SPA 357 U.S.-Latino/a Literature
Gustavo Pérez Firmat’s phrase “Life on the Hyphen,” while referring specifically to the Cuban American community, lays bare the ineluctable double-consciousness of all U.S.-Latin@s. The course emphasizes the aesthetics of narrative, poetry, theater, and autobiography in the literature of Chican@, Puerto Rican, Mexican, Cuban, and Dominican authors writing in the United States. Writers such as Tomás Rivera, Gloria Anzaldúa, Cristina García, Luis Urrea, and Nilo Cruz “perform” within these genres to negotiate an identity simultaneously inflected through ethnicity, class, gender, and sexuality—all of which is further inscribed within a dominant culture that has systematically excluded them from juridical and cultural citizenship.

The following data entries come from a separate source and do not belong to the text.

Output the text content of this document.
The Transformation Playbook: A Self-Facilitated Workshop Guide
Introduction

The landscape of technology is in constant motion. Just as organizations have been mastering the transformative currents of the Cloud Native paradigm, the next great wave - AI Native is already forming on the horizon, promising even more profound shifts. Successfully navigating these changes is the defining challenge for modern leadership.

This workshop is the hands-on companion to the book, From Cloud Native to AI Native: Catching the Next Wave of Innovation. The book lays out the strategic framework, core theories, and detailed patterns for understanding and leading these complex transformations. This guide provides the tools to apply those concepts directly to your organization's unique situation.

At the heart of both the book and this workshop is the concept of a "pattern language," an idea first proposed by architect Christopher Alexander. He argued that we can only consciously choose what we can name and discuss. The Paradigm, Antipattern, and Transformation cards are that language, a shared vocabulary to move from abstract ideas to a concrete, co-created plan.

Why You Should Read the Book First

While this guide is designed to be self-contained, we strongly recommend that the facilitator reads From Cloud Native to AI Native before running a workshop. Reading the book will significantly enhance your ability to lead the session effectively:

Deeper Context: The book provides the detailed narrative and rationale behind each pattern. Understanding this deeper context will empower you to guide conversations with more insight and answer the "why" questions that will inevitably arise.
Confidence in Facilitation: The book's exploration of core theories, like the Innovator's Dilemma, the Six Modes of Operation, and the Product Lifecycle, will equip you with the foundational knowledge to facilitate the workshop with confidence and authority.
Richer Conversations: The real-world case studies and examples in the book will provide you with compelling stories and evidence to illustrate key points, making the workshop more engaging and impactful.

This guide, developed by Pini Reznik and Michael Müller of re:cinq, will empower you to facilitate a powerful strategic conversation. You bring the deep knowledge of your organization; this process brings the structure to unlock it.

Salient themes to be explored include (im)migration, exile, diaspora, nostalgia, heteroglossia, epistemic violence, mestizaje, border-crossing, and others that emerge as we read. Despite a thematic focus on these and other contested territories, this course aims to show that U.S.-Latin@ authors should not be relegated to a cultural “third space,” but that they instead be considered as part of the broader American literary canon.
Prerequisite
SPA 250 or permission of the instructor.